Le Patron se gratta la nuque, incertain. Voilà qui risquait de compliquer les choses.


_ D'accord..., finit-il par grommeler. Ouvre la cellule, et laisse-nous.


_ Bien, Monsieur.

 

La porte grinça affreusement. D'ordinaire, ces vieilles cellules servaient à calmer les combattants un peu trop agités ou les gardes ayant trop forcé sur l'alcool. Cela faisait plusieurs années que ces murs de pierre avaient abrité un authentique prisonnier.

Et quel prisonnier c'était.

Une véritable flamme animait ses yeux pourpres, et sa posture défensive évoquait celle d'un félin sur le point de bondir. Sett avait toujours apprécié le courage, chez ses opposants. D’ordinaire, sa carrure imposante et sa taille dissuasive faisaient se courber les têtes avant même qu’il n’ait à ouvrir la bouche.

Il s’agenouilla face à l'inconnu et lui adressa un sourire.


_ Et bien puisque t’as pas l’air causant, je vais me présenter en premier : Sett. Mais il me faut te préciser que les gens ici m’appellent plutôt « Patron » ou « Boss ». Parce qu’en fait, je possède cette arène.


Une lueur traversa le regard de l’assassin. Sett l'interpréta comme une hésitation ; s'il avait eu vent de lui, il ne le connaissait certainement pas autant que les locaux.


_ Je possède cette arène, précisa t-il. et je possède aussi les champions qui viennent s’y battre. Ceux d’hier étaient particulièrement attendus, tu vois. Celui que tu as descendu, c’était un voleur Ionien très réputé, et son adversaire était un soldat Noxien qu’on avait gardé de côté spécialement pour mon anniversaire.


Il marqua une pause et planta son regard dans celui de l’assassin.

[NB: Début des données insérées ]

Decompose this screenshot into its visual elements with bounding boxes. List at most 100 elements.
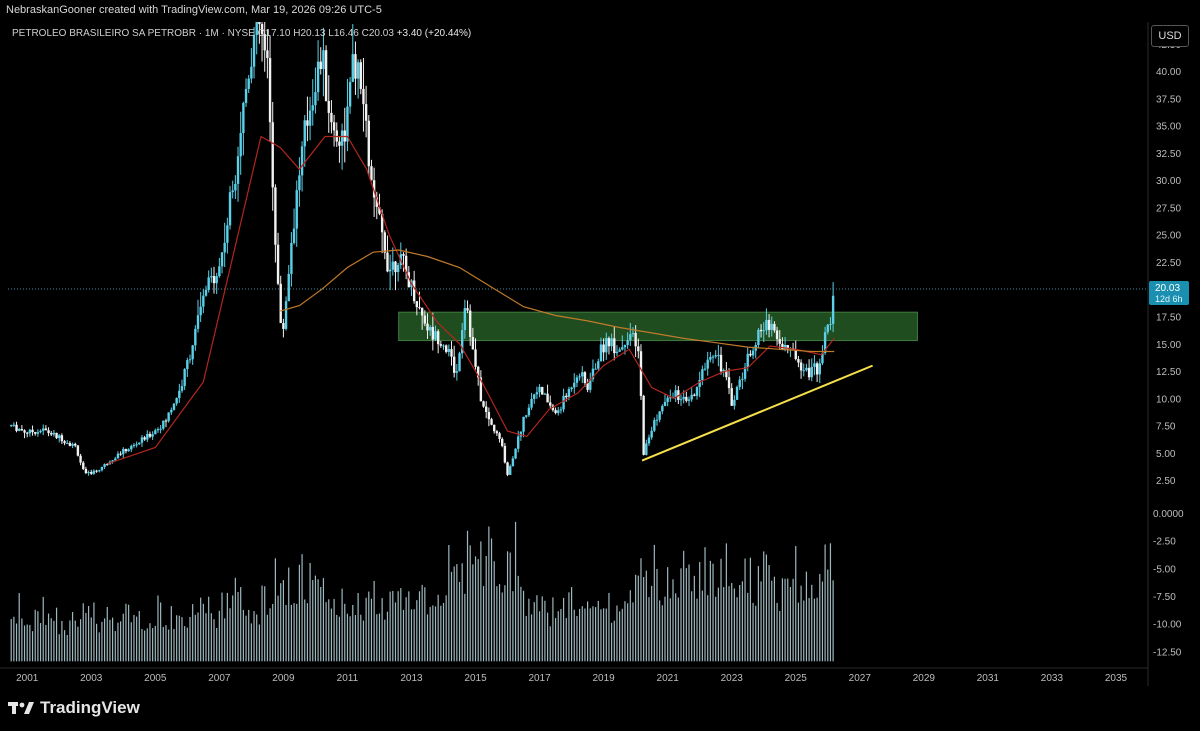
candle-body bbox=[799, 362, 803, 371]
candle-body bbox=[220, 252, 224, 267]
candle-body bbox=[322, 50, 325, 70]
currency-button[interactable]: USD bbox=[1151, 25, 1189, 47]
candle-body bbox=[493, 424, 496, 432]
candle-body bbox=[815, 363, 819, 375]
candle-body bbox=[348, 81, 352, 107]
candle-body bbox=[549, 402, 552, 406]
candle-body bbox=[39, 430, 42, 433]
candle-body bbox=[178, 390, 181, 399]
candle-body bbox=[362, 88, 365, 105]
candle-body bbox=[498, 433, 501, 439]
candle-body bbox=[380, 213, 384, 233]
oscillator-tick-label: 0.0000 bbox=[1153, 509, 1184, 520]
candle-body bbox=[725, 370, 728, 378]
candle-body bbox=[658, 411, 661, 420]
candle-body bbox=[759, 329, 763, 332]
candle-body bbox=[316, 61, 320, 93]
time-tick-label: 2005 bbox=[144, 673, 167, 684]
candle-body bbox=[527, 407, 531, 416]
symbol-name: PETROLEO BRASILEIRO SA PETROBR · 1M · NY… bbox=[12, 28, 255, 39]
tradingview-logo[interactable]: TradingView bbox=[8, 698, 140, 718]
close-value: 20.03 bbox=[368, 28, 394, 39]
candle-body bbox=[533, 394, 536, 399]
candle-body bbox=[156, 429, 160, 431]
candle-body bbox=[530, 398, 533, 408]
candle-body bbox=[10, 425, 13, 427]
candle-body bbox=[727, 377, 731, 389]
candle-body bbox=[559, 409, 563, 411]
candle-body bbox=[79, 455, 82, 463]
candle-body bbox=[709, 357, 712, 360]
candle-body bbox=[391, 261, 395, 270]
candle-body bbox=[535, 392, 539, 395]
candle-body bbox=[407, 272, 411, 288]
time-tick-label: 2011 bbox=[337, 673, 359, 684]
candle-body bbox=[639, 351, 643, 396]
candle-body bbox=[514, 448, 517, 459]
candle-body bbox=[119, 453, 122, 455]
candle-body bbox=[578, 376, 581, 378]
candle-body bbox=[106, 464, 109, 466]
candle-body bbox=[679, 399, 683, 401]
price-tick-label: 40.00 bbox=[1156, 67, 1181, 78]
candle-body bbox=[338, 141, 341, 146]
candle-body bbox=[476, 366, 480, 378]
candle-body bbox=[565, 395, 568, 398]
candle-body bbox=[31, 429, 34, 433]
candle-body bbox=[114, 458, 117, 461]
candle-body bbox=[450, 349, 453, 357]
candle-body bbox=[183, 369, 186, 386]
candle-body bbox=[66, 442, 69, 444]
candle-body bbox=[122, 448, 125, 455]
candle-body bbox=[239, 133, 242, 157]
candle-body bbox=[98, 470, 101, 472]
time-tick-label: 2035 bbox=[1105, 673, 1128, 684]
candle-body bbox=[807, 367, 811, 378]
candle-body bbox=[287, 273, 290, 302]
candle-body bbox=[666, 397, 669, 402]
candle-body bbox=[68, 442, 72, 446]
candle-body bbox=[460, 330, 464, 354]
time-tick-label: 2021 bbox=[657, 673, 680, 684]
candle-body bbox=[111, 460, 114, 462]
candle-body bbox=[650, 430, 653, 438]
candle-body bbox=[255, 22, 258, 36]
candle-body bbox=[746, 353, 749, 368]
candle-body bbox=[479, 377, 483, 402]
candle-body bbox=[613, 338, 616, 354]
candle-body bbox=[775, 330, 779, 340]
time-tick-label: 2007 bbox=[208, 673, 231, 684]
candle-body bbox=[191, 345, 194, 360]
candle-body bbox=[295, 190, 298, 229]
candle-body bbox=[146, 433, 149, 440]
candle-body bbox=[631, 333, 635, 335]
candle-body bbox=[703, 368, 707, 370]
candle-body bbox=[439, 344, 443, 346]
chart[interactable]: 42.5040.0037.5035.0032.5030.0027.5025.00… bbox=[0, 22, 1200, 686]
candle-body bbox=[71, 443, 74, 446]
candle-body bbox=[538, 386, 541, 393]
candle-body bbox=[415, 301, 419, 308]
candle-body bbox=[359, 62, 362, 89]
candle-body bbox=[805, 367, 808, 371]
candle-body bbox=[124, 448, 128, 452]
candle-body bbox=[212, 276, 216, 284]
candle-body bbox=[618, 349, 621, 352]
candle-body bbox=[42, 428, 45, 431]
candle-body bbox=[562, 395, 565, 410]
candle-body bbox=[458, 353, 461, 372]
candle-body bbox=[786, 345, 789, 350]
candle-body bbox=[517, 436, 520, 449]
candle-body bbox=[244, 88, 248, 103]
candle-body bbox=[303, 120, 306, 147]
candle-body bbox=[50, 433, 53, 435]
candle-body bbox=[15, 424, 18, 431]
candle-body bbox=[741, 378, 744, 380]
candle-body bbox=[434, 331, 437, 340]
candle-body bbox=[199, 306, 202, 316]
candle-body bbox=[607, 338, 611, 347]
price-tick-label: 25.00 bbox=[1156, 231, 1181, 242]
candle-body bbox=[74, 443, 77, 446]
low-label: L bbox=[328, 28, 334, 39]
candle-body bbox=[324, 50, 328, 102]
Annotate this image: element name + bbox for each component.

_ T’as de la chance, c’était pas vraiment mon anniversaire, hier. Mais bon, tu sais, je suis un grand gamin, dans le fond. Je supporte pas d’attendre avant d’ouvrir mes cadeaux. Et puis, le voleur n’en a fait qu’une bouchée, de cet imbécile... Non, au fond, ce qui me contrarie dans cette histoire, c’est que tu te sois permis d’intervenir sans me consulter d’abord.


L’assassin haussa un sourcil. Les lèvres résolument closes, il cligna lorsque Sett approcha son visage du sien.


_ Je suis certain qu’on aurait pu s’entendre, à condition d’y mettre le prix. Mais maintenant que tu t’es arrogé le droit de descendre mon champion, tu m’es redevable.


Le jeune homme fronça les sourcils, et détourna son visage avec défiance. Loin d'être intimidé par cet élan rebel, le Patron eut un sourire carnassier. Il se redressa et se mit à faire les cent pas dans la petite cellule.


_ Écoutes, blanc-bec, je ne sais pas d’où tu sors mais ton petit numéro d’hier m’a intrigué. Pour ça, je vais te laisser la vie sauve. Mais si tu veux retrouver ta liberté, il va falloir rembourser ta dette.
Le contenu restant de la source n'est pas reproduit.